Produksi migas di Indonesia yang terus menurun menjadi sorotan banyak pihak. Selain faktor usia lapangan yang menua sehingga sudah melewati batas puncak produksi, sampai saat ini belum ditemukan lagi sumber cadangan migas berskala besar di Indonesia. Kategori lapangan migas berskala besar adalah setidaknya lapangan tersebut mengandung cadangan 500 juta barel setara minyak.

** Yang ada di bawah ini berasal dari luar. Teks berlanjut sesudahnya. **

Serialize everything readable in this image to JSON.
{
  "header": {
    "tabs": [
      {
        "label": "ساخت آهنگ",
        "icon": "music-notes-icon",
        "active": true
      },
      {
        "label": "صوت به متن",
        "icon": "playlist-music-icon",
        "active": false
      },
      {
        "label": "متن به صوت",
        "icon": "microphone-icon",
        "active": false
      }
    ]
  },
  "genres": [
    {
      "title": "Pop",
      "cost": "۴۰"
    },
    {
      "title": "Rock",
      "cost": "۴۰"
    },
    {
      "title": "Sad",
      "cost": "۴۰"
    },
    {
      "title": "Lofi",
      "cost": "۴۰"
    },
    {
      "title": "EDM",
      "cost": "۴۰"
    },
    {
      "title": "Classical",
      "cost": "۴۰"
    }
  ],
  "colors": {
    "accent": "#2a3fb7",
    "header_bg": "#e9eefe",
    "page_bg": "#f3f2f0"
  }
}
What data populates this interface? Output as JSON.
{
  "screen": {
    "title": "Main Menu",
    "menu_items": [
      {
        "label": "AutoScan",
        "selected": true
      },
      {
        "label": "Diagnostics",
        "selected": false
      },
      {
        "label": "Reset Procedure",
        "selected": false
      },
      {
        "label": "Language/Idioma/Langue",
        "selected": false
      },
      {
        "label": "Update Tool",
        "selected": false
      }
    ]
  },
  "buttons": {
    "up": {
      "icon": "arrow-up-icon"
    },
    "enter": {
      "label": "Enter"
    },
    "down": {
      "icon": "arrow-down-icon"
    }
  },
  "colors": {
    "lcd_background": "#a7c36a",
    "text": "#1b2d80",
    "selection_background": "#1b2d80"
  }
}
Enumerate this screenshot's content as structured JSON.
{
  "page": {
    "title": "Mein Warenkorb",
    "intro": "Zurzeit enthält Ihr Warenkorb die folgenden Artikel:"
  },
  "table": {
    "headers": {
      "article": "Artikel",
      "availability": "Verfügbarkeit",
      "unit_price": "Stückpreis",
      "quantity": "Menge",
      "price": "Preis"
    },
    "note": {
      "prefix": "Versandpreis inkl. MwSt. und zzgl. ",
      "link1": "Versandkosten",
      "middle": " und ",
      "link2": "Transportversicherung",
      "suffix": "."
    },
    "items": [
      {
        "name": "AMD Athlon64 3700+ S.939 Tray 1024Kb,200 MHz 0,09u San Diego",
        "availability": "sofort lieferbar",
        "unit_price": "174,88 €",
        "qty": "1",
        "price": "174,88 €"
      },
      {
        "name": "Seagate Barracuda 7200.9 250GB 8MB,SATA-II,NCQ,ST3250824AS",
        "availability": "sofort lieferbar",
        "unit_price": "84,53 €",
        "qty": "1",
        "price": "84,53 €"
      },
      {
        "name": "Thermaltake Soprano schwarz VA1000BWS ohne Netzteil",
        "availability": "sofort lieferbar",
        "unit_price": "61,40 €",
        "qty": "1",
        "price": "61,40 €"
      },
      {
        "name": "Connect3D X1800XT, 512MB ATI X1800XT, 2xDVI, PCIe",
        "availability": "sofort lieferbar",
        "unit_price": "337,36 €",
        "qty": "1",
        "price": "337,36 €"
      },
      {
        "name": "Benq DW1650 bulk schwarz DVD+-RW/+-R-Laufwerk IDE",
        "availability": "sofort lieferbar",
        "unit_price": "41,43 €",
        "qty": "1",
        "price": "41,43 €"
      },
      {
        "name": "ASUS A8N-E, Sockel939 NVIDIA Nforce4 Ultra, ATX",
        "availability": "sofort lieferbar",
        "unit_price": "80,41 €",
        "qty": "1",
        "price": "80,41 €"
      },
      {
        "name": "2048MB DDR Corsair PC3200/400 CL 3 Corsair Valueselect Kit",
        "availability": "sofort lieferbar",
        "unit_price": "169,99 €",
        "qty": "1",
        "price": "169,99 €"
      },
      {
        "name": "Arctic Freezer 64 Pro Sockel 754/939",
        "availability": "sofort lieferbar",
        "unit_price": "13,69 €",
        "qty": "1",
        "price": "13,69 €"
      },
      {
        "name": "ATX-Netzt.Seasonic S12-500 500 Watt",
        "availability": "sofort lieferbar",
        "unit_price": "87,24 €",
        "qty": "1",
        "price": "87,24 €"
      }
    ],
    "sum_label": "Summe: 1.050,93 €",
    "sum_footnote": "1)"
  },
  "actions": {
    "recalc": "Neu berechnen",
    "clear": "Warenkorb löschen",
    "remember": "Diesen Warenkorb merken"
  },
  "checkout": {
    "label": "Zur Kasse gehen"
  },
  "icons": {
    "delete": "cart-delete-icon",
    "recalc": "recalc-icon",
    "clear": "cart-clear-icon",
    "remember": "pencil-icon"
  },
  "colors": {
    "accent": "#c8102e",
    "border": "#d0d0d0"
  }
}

Peningkatan produksi minyak di Indonesia mendesak diperlukan seiring terus konsumsi bahan bakar minyak di dalam negeri yang meningkat. Dengan angka konsumsi mencapai 1,5 juta barel per hari, Indonesia harus bergantung pada impor lantaran kemampuan produksi minyak kurang dari 800.000 barel per hari. Apalagi, pemerintah mematok target produksi 1 juta barel minyak per hari di 2030.